For decades it had been generally accepted that the complete canon of Sir Arthur Conan Doyle's Sherlock Holmes adventures consists of fifty-six stories and four novels. But there had also been persistent rumors of a number of additional items that Conan Doyle wrote about his world-famous detective which, for one reason or another, have never been included in any collected edition.

These missing items, including stories, plays, and poems, have been rescued from obscurity and published together in one volume, providing the last remaining authentic accounts of the great sleuth.

The Lost World - Professor Challenger series book 1

It's London, 1907. Journalist Edward Malone, rejected by the woman he loves because he is too prosaic, decides to go in search of adventure and fame to prove himself worthy of her. Soon after, he meets Professor George Challenger, a scientist who claims to have discovered a 'lost world' populated by pterodactyls and other prehistoric monsters.
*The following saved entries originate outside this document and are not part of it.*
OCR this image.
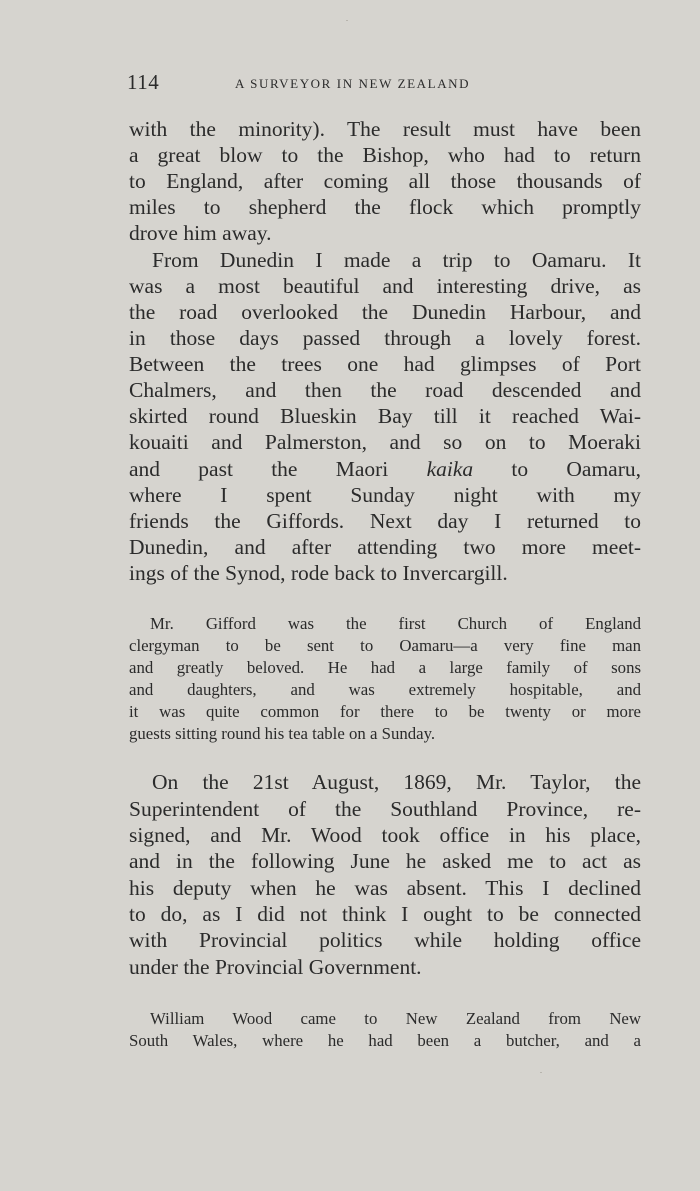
114	A SURVEYOR IN NEW ZEALAND
with the minority). The result must have been
a great blow to the Bishop, who had to return
to England, after coming all those thousands of
miles to shepherd the flock which promptly
drove him away.
From Dunedin I made a trip to Oamaru. It
was a most beautiful and interesting drive, as
the road overlooked the Dunedin Harbour, and
in those days passed through a lovely forest.
Between the trees one had glimpses of Port
Chalmers, and then the road descended and
skirted round Blueskin Bay till it reached Wai-
kouaiti and Palmerston, and so on to Moeraki
and past the Maori kaika to Oamaru,
where I spent Sunday night with my
friends the Giffords. Next day I returned to
Dunedin, and after attending two more meet-
ings of the Synod, rode back to Invercargill.
Mr. Gifford was the first Church of England
clergyman to be sent to Oamaru—a very fine man
and greatly beloved. He had a large family of sons
and daughters, and was extremely hospitable, and
it was quite common for there to be twenty or more
guests sitting round his tea table on a Sunday.
On the 21st August, 1869, Mr. Taylor, the
Superintendent of the Southland Province, re-
signed, and Mr. Wood took office in his place,
and in the following June he asked me to act as
his deputy when he was absent. This I declined
to do, as I did not think I ought to be connected
with Provincial politics while holding office
under the Provincial Government.
William Wood came to New Zealand from New
South Wales, where he had been a butcher, and a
The Poison Belt - Professor Challenger series book 2

The Poison Belt is a science fiction novel by British writer Arthur Conan Doyle, the second book about Professor Challenger. Written in 1913, much of it takes place in a single room in Challenger's house in Sussex. This would be the last story written about Challenger until the 1920s, by which time Doyle's spiritualist beliefs had begun to influence his writing.